Soon after Villeda started his lab in 2013, his postdoc Shelly Fan was eager to begin a risky project. It’s well known that exercise can reduce some of the effects of aging on the brain, increasing blood flow to the organ and boosting cell birth in one of the few regions that produce new neurons. The junior researcher wanted to see whether plasma from an active animal could transmit those benefits to a sedentary one—but it would take many years of work to find out.

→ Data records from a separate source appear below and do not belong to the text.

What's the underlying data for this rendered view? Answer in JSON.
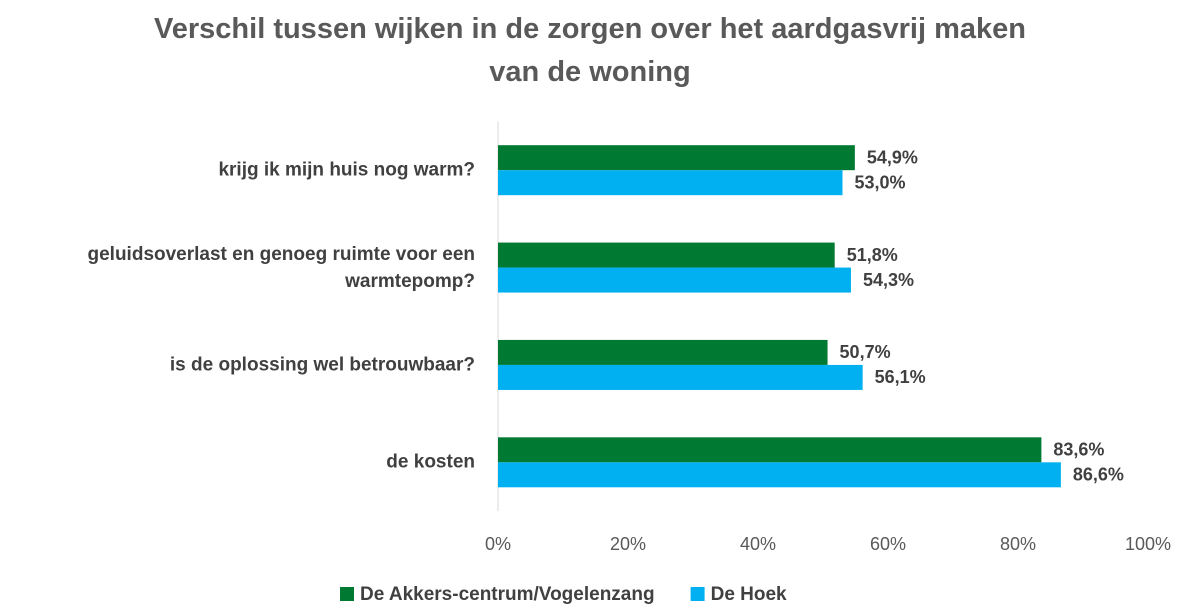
{
  "chart_data": {
    "type": "bar",
    "orientation": "horizontal",
    "title": "Verschil tussen wijken in de zorgen over het aardgasvrij maken van de woning",
    "categories": [
      "krijg ik mijn huis nog warm?",
      "geluidsoverlast en genoeg ruimte voor een warmtepomp?",
      "is de oplossing wel betrouwbaar?",
      "de kosten"
    ],
    "series": [
      {
        "name": "De Akkers-centrum/Vogelenzang",
        "color": "#007a33",
        "values": [
          54.9,
          51.8,
          50.7,
          83.6
        ],
        "value_labels": [
          "54,9%",
          "51,8%",
          "50,7%",
          "83,6%"
        ]
      },
      {
        "name": "De Hoek",
        "color": "#00b0f0",
        "values": [
          53.0,
          54.3,
          56.1,
          86.6
        ],
        "value_labels": [
          "53,0%",
          "54,3%",
          "56,1%",
          "86,6%"
        ]
      }
    ],
    "xlim": [
      0,
      100
    ],
    "xticks": [
      {
        "value": 0,
        "label": "0%"
      },
      {
        "value": 20,
        "label": "20%"
      },
      {
        "value": 40,
        "label": "40%"
      },
      {
        "value": 60,
        "label": "60%"
      },
      {
        "value": 80,
        "label": "80%"
      },
      {
        "value": 100,
        "label": "100%"
      }
    ],
    "legend": "bottom"
  }
}
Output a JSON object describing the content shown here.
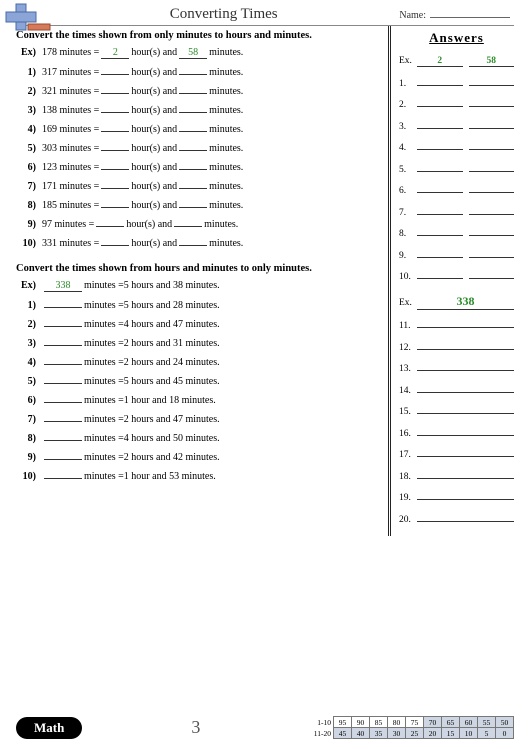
{
  "header": {
    "title": "Converting Times",
    "name_label": "Name:"
  },
  "section1": {
    "instruction": "Convert the times shown from only minutes to hours and minutes.",
    "example": {
      "idx": "Ex)",
      "minutes": "178",
      "hours": "2",
      "mins": "58"
    },
    "rows": [
      {
        "idx": "1)",
        "minutes": "317"
      },
      {
        "idx": "2)",
        "minutes": "321"
      },
      {
        "idx": "3)",
        "minutes": "138"
      },
      {
        "idx": "4)",
        "minutes": "169"
      },
      {
        "idx": "5)",
        "minutes": "303"
      },
      {
        "idx": "6)",
        "minutes": "123"
      },
      {
        "idx": "7)",
        "minutes": "171"
      },
      {
        "idx": "8)",
        "minutes": "185"
      },
      {
        "idx": "9)",
        "minutes": "97"
      },
      {
        "idx": "10)",
        "minutes": "331"
      }
    ],
    "tpl": {
      "minutes_eq": "minutes =",
      "hours_and": "hour(s) and",
      "mins_end": "minutes."
    }
  },
  "section2": {
    "instruction": "Convert the times shown from hours and minutes to only minutes.",
    "example": {
      "idx": "Ex)",
      "result": "338",
      "text": "minutes =5 hours and 38 minutes."
    },
    "rows": [
      {
        "idx": "1)",
        "text": "minutes =5 hours and 28 minutes."
      },
      {
        "idx": "2)",
        "text": "minutes =4 hours and 47 minutes."
      },
      {
        "idx": "3)",
        "text": "minutes =2 hours and 31 minutes."
      },
      {
        "idx": "4)",
        "text": "minutes =2 hours and 24 minutes."
      },
      {
        "idx": "5)",
        "text": "minutes =5 hours and 45 minutes."
      },
      {
        "idx": "6)",
        "text": "minutes =1 hour and 18 minutes."
      },
      {
        "idx": "7)",
        "text": "minutes =2 hours and 47 minutes."
      },
      {
        "idx": "8)",
        "text": "minutes =4 hours and 50 minutes."
      },
      {
        "idx": "9)",
        "text": "minutes =2 hours and 42 minutes."
      },
      {
        "idx": "10)",
        "text": "minutes =1 hour and 53 minutes."
      }
    ]
  },
  "answers": {
    "title": "Answers",
    "ex1": {
      "idx": "Ex.",
      "a": "2",
      "b": "58"
    },
    "rows1": [
      {
        "idx": "1."
      },
      {
        "idx": "2."
      },
      {
        "idx": "3."
      },
      {
        "idx": "4."
      },
      {
        "idx": "5."
      },
      {
        "idx": "6."
      },
      {
        "idx": "7."
      },
      {
        "idx": "8."
      },
      {
        "idx": "9."
      },
      {
        "idx": "10."
      }
    ],
    "ex2": {
      "idx": "Ex.",
      "a": "338"
    },
    "rows2": [
      {
        "idx": "11."
      },
      {
        "idx": "12."
      },
      {
        "idx": "13."
      },
      {
        "idx": "14."
      },
      {
        "idx": "15."
      },
      {
        "idx": "16."
      },
      {
        "idx": "17."
      },
      {
        "idx": "18."
      },
      {
        "idx": "19."
      },
      {
        "idx": "20."
      }
    ]
  },
  "footer": {
    "badge": "Math",
    "page": "3",
    "score_rows": [
      {
        "label": "1-10",
        "cells": [
          "95",
          "90",
          "85",
          "80",
          "75",
          "70",
          "65",
          "60",
          "55",
          "50"
        ],
        "shaded_from": 5
      },
      {
        "label": "11-20",
        "cells": [
          "45",
          "40",
          "35",
          "30",
          "25",
          "20",
          "15",
          "10",
          "5",
          "0"
        ],
        "shaded_from": 0
      }
    ]
  },
  "colors": {
    "green": "#2a8c2a",
    "shade": "#cdd6e2"
  }
}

Villeda was now the senior scientist, fretting that his fearless young-blood collaborator was taking too big a risk. But he gave her the go-ahead. Shortly after the project got underway, Horowitz took over working with those Lego-snuffing critters. She’s spent three years watching mice age, watching them run, watching them remember and forget. “It’s long and grueling and tiring,” she says.
Mature mice were allowed to sprint as much as they wanted on little exercise wheels for six weeks (these critters typically like a nice, brisk jog). She then collected their plasma and delivered it to aged couch-potato equivalents. These older animals’ brains produced extra new neurons, and they aced memory tests. The paper was published in Science in summer 2020.

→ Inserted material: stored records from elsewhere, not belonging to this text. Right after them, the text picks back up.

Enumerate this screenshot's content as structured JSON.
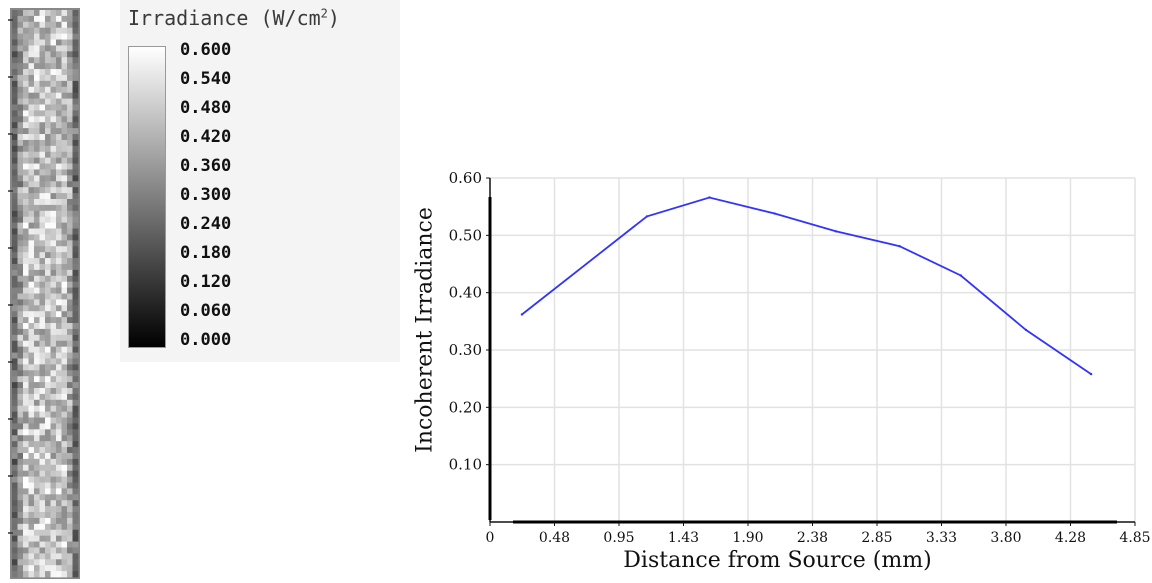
{
  "colorbar": {
    "title": "Irradiance (W/cm",
    "title_sup": "2",
    "title_close": ")",
    "labels": [
      "0.600",
      "0.540",
      "0.480",
      "0.420",
      "0.360",
      "0.300",
      "0.240",
      "0.180",
      "0.120",
      "0.060",
      "0.000"
    ],
    "max": 0.6,
    "min": 0.0,
    "gradient_top_color": "#ffffff",
    "gradient_bottom_color": "#000000"
  },
  "chart_data": {
    "type": "line",
    "title": "",
    "xlabel": "Distance from Source (mm)",
    "ylabel": "Incoherent Irradiance",
    "x_tick_labels": [
      "0",
      "0.48",
      "0.95",
      "1.43",
      "1.90",
      "2.38",
      "2.85",
      "3.33",
      "3.80",
      "4.28",
      "4.85"
    ],
    "y_tick_labels": [
      "0.10",
      "0.20",
      "0.30",
      "0.40",
      "0.50",
      "0.60"
    ],
    "xlim": [
      0,
      4.85
    ],
    "ylim": [
      0,
      0.6
    ],
    "grid": true,
    "series": [
      {
        "color": "#3333ff",
        "x": [
          0.24,
          1.18,
          1.65,
          2.14,
          2.6,
          3.08,
          3.54,
          4.03,
          4.52
        ],
        "y": [
          0.362,
          0.533,
          0.566,
          0.538,
          0.507,
          0.481,
          0.43,
          0.335,
          0.258
        ]
      }
    ]
  }
}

The surprise was that the effects seemed to flow through the liver, which ramped up several factors including an enzyme called GPLD1 that is also plentiful in active elderly humans. Rando and Wyss-Coray, with others, published similar results in Nature Metabolism; they found that serum (plasma with clotting factors and platelets removed) taken from exercising older mice restarted the systems responsible for muscle repair.
In addition to exercise, Villeda has played with a regimen known as caloric restriction that cuts food intake by 20 to 30 percent. Historically, the practice has improved age-related declines in brain, metabolism, and cardiac function in lab animals. At Stanford, Rando’s group is testing a high-fat, low-carb ketogenic diet. Others are interested in the effects of short-term physical stress (such as from bursts of intense exercise, or maybe even a small dose of radiation).